Un jour, Delezenne, professeur à Lille, montrant une équerre à ses élèves, leur demanda combien de lignes elle offrait. Les réponses se croisèrent: trois, six, neuf. Faidherbe, le futur général, trouva qu'en ajoutant aux neuf lignes de l'équerre, considérée comme un volume, les deux circonférences du trou, on obtenait onze lignes. C'était la réponse que le professeur attendait et il augura bien de l'avenir scientifique du jeune Faidherbe.
IRRATIONNEL
Je ne connais rien de plus insupportable en mathématiques que les nombres irrationnels; leur introduction en arithmétique est un véritable scandale; dans ce domaine si élémentaire, à côté de cette notion du nombre entier qui est la plus claire du monde, à côté de ces propositions si précises, de ces démonstrations si nettes que les plus grands mathématiciens ont pris à cœur d'accroître et de simplifier, et qui ont toute la beauté, toute la perfection de celles que les Grecs nous ont léguées, voici venir tout le cortège du transcendant et de l'infini. C'est là, non ailleurs, que sont condensées toutes les difficultés des idées de limite, de convergence, de continuité. Que faire pourtant si l'on veut seulement écrire V2 + V3? Nous n'y pouvons rien, et c'est en vain qu'on se révoltera: cette idée de l'infini est dans la nécessité des choses; on la réduira si l'on veut à ses termes les plus simples, à dire qu'après un nombre entier il y en a un autre, on ne s'en débarrassera pas, pas plus en Arithmétique qu'ailleurs.
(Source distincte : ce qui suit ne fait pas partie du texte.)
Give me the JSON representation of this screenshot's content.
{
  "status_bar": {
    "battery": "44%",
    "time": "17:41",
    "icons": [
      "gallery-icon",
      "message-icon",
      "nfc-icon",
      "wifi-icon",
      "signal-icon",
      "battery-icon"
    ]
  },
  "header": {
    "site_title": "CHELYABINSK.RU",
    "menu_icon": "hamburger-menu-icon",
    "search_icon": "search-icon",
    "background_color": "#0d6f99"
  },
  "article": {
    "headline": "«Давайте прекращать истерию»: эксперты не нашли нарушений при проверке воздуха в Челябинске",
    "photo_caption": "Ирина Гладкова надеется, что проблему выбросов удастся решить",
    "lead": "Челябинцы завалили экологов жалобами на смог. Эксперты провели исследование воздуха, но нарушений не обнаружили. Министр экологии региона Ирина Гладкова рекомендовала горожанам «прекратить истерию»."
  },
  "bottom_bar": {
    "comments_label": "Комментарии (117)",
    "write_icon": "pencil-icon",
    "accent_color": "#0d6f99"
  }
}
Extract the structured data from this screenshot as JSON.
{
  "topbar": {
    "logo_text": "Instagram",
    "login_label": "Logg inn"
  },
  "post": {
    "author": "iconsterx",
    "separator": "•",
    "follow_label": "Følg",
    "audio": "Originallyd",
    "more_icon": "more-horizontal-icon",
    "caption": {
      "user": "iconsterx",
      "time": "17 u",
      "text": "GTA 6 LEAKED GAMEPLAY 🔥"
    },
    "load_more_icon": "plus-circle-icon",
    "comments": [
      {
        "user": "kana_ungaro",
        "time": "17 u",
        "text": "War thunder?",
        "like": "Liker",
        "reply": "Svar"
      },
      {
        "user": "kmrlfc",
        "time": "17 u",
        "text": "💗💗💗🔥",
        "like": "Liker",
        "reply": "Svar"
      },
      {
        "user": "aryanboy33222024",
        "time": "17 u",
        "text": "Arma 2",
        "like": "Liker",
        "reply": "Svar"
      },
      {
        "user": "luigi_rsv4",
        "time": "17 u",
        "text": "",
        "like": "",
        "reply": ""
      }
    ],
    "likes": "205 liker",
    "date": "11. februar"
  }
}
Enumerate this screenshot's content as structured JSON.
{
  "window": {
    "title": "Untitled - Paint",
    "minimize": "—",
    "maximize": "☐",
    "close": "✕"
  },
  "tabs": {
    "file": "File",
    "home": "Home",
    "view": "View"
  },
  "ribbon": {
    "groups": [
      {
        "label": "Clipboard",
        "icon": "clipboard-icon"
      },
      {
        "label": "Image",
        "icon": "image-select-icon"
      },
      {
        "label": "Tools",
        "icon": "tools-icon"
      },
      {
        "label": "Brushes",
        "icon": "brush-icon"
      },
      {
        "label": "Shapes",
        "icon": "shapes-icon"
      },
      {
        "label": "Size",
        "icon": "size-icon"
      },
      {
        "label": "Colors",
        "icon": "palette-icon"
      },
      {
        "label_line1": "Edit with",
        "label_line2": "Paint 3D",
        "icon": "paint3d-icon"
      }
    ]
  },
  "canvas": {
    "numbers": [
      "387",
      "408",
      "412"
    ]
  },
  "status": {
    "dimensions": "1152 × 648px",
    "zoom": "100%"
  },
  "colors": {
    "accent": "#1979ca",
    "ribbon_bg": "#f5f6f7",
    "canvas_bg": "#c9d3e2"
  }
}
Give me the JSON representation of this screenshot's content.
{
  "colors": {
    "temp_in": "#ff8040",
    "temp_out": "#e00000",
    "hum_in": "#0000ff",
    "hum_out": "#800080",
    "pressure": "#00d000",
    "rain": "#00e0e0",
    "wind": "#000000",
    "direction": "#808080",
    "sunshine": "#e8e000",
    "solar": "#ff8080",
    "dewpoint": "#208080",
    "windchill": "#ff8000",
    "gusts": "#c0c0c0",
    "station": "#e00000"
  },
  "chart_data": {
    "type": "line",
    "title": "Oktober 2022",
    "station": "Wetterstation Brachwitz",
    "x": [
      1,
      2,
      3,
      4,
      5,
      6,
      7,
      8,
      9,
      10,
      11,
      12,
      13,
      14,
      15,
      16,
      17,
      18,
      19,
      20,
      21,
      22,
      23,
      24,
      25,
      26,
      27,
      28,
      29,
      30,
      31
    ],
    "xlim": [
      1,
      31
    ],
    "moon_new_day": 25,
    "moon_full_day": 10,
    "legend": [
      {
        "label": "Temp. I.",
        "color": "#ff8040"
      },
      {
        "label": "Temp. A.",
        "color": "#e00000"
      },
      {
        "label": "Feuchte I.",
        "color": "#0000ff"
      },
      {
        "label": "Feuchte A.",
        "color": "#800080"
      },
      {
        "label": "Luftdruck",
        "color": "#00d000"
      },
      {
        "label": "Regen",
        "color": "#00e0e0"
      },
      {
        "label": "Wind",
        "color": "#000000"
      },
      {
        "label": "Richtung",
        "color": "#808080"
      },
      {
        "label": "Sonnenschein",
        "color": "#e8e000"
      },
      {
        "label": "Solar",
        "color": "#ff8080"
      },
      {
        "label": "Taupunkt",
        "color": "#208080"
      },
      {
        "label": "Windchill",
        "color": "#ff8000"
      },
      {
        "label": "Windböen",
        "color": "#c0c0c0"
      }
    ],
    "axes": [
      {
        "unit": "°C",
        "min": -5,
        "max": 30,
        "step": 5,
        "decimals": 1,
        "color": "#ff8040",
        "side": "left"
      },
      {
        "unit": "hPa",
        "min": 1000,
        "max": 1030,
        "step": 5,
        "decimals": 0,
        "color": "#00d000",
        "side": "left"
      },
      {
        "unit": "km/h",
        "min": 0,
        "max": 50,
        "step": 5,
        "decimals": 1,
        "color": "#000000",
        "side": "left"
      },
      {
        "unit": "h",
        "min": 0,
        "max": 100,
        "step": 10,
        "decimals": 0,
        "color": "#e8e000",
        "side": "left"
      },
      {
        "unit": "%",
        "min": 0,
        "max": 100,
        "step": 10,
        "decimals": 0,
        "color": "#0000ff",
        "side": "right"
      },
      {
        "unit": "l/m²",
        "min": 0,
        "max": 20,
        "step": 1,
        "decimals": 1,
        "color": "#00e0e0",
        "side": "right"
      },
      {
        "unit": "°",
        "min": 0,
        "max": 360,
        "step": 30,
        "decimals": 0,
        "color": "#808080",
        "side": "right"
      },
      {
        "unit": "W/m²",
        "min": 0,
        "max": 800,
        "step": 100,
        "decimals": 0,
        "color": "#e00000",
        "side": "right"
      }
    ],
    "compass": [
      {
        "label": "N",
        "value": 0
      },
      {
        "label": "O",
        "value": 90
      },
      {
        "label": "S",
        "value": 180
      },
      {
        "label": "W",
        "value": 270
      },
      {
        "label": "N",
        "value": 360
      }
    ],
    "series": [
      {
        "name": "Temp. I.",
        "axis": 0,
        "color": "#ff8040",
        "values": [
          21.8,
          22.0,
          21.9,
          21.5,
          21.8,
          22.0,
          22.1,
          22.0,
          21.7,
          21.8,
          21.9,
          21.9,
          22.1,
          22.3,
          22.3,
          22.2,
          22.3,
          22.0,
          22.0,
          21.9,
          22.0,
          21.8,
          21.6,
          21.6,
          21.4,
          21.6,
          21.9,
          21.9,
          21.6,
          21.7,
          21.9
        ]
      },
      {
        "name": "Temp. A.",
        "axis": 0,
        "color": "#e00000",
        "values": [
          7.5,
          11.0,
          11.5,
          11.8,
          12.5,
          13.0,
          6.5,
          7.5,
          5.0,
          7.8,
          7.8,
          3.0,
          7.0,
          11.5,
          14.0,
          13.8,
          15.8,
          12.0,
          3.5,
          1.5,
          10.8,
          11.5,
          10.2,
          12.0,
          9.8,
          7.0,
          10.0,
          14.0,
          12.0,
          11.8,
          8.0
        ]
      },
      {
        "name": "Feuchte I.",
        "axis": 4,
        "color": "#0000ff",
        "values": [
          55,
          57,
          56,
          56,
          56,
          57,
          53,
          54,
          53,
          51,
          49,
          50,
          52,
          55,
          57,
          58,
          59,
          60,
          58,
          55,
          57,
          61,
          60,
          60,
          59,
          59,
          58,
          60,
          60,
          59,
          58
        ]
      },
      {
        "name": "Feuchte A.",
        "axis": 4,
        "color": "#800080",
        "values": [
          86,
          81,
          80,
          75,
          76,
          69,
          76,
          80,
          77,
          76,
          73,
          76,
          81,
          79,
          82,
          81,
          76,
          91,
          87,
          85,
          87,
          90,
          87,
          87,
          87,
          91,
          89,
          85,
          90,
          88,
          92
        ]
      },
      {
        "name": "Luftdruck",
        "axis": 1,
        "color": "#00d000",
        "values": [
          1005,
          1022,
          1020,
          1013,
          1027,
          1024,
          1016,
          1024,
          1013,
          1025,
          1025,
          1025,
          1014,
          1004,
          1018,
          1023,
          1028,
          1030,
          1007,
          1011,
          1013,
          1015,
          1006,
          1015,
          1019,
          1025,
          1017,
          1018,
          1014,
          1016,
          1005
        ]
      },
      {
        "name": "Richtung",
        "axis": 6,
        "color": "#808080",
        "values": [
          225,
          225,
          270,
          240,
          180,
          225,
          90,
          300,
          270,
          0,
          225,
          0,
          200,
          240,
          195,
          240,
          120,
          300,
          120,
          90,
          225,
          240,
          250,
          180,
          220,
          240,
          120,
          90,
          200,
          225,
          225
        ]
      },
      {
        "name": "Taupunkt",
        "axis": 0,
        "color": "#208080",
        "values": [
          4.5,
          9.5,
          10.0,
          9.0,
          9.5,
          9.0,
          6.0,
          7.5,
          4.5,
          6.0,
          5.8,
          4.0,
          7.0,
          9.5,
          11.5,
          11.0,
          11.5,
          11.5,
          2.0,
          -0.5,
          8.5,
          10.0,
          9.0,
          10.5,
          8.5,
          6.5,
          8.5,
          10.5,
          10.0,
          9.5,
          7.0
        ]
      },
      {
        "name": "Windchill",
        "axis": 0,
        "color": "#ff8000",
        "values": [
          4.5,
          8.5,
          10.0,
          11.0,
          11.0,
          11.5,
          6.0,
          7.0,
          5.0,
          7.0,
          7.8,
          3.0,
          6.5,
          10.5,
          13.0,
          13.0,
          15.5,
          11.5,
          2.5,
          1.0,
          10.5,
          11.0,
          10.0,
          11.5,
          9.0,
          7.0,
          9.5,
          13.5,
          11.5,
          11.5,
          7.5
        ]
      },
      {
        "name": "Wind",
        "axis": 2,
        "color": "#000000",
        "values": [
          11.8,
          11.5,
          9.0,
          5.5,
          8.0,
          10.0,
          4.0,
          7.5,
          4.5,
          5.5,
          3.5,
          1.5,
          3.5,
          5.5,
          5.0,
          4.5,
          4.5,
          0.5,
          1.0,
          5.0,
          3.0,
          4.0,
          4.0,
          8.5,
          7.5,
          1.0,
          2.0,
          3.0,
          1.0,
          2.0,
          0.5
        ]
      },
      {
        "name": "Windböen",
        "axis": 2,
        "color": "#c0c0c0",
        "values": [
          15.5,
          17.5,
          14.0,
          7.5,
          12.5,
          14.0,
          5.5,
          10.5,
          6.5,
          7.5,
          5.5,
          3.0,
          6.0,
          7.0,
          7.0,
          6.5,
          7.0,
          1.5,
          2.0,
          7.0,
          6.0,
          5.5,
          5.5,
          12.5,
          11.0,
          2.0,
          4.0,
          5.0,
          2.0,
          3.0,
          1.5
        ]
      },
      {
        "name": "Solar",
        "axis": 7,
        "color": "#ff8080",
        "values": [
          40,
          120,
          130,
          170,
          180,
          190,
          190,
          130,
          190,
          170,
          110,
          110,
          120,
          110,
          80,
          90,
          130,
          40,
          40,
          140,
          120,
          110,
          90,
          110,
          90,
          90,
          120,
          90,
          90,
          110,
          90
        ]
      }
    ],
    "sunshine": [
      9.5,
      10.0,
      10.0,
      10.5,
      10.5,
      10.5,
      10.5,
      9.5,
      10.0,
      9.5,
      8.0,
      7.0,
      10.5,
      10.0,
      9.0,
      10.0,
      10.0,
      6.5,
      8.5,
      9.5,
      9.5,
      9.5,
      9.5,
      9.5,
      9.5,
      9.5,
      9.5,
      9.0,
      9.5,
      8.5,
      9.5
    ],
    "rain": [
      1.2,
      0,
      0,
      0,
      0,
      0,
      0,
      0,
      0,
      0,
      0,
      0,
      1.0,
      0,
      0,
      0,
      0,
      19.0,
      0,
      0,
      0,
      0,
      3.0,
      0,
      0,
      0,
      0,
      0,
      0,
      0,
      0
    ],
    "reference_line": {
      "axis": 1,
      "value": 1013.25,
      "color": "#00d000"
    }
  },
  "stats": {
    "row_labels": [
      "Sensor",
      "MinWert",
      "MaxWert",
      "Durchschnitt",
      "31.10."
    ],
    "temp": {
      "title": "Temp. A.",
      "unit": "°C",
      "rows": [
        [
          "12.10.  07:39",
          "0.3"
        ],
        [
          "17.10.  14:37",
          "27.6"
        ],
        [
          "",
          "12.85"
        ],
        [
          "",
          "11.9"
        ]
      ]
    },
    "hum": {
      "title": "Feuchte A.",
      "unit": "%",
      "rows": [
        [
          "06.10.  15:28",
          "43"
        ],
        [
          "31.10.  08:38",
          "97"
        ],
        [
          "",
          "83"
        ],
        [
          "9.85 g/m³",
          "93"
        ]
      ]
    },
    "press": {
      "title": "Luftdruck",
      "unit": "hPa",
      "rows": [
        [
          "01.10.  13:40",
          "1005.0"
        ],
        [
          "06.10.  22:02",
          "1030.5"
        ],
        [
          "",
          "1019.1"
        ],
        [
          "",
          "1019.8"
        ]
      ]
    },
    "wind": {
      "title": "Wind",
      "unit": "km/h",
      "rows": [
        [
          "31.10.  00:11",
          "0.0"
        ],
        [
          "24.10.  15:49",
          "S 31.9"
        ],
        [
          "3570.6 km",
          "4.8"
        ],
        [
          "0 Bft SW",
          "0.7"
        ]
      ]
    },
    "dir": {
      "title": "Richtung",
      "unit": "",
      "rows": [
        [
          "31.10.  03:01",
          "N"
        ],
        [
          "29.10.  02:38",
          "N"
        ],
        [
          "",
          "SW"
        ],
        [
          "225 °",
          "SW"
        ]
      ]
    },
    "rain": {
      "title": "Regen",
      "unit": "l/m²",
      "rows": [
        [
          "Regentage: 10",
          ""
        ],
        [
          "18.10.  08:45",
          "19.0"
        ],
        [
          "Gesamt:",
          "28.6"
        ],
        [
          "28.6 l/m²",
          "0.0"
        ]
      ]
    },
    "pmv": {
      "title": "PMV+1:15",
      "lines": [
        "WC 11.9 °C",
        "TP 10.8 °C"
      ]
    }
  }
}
À vrai dire, la sagesse est de reconnaître les difficultés là où elles sont, et l'honnêteté dans l'enseignement ne consiste pas à dire tantôt on verra plus tard, tantôt on a déjà vu, sans jamais rien montrer..... À chaque longueur est attaché un nombre rationnel ou non; à chaque nombre rationnel ou non, une longueur est attachée: cette longueur sert à définir l'égalité, comme l'addition et la soustraction: d'ailleurs, on montre comment on peut se passer de cette considération concrète, au moyen d'opérations arithmétiques effectuées sur des nombres rationnels, et poursuivies jusqu'à l'infini.
J. Tannery.
OBJECTIONS
MOYEU DE LA ROUE
Mairan, successeur de Fontenelle comme secrétaire de l'Académie des Sciences, eut, nous l'avons déjà dit, une discussion avec Madame du Châtelet sur les forces vives et ce fut Madame de Geoffrin qui le calma: «Que pensera-t-on de vous, si vous tirez l'épée contre un éventail?» Nous lisons dans un éloge de cet estimable savant quelques lignes sur un vieux paradoxe:
On savait bien qu'un cercle qui avance en ligne droite sur un plan, et qui tourne en même temps autour de son centre, décrit sur ce plan une ligne droite égale à sa circonférence. Lorsque ce cercle emporte avec lui un plus petit cercle qui lui est concentrique, et qui n'a pas d'autre mouvement que celui qu'il emprunte au premier (ce qu'on voit dans une roue de carrosse, qui emporte son moyeu), celui-ci décrira une ligne droite égale non à sa circonférence, mais à celle de la roue, puisque c'est le même centre qui avance en ligne droite, dans l'un et l'autre cas. Mais comment concevoir que la petite roue, quoique plus petite, puisse parcourir autant de chemin que la grande? Aristote avait senti cette difficulté sans la résoudre; Galilée... l'avait tenté en vain; elle va s'évanouir devant le génie de Mairan. Il démontrera que la petite roue a un autre mouvement que le roulement, le mouvement de glissement ou de razion; mouvement qui ne doit point paraître puisqu'il est mêlé avec le roulement per intimâ, et qu'il l'affecte à chaque instant infiniment petit. Ainsi, Mairan parvint à résoudre ce problème qui avait paru insoluble à Aristote et à tous les savants.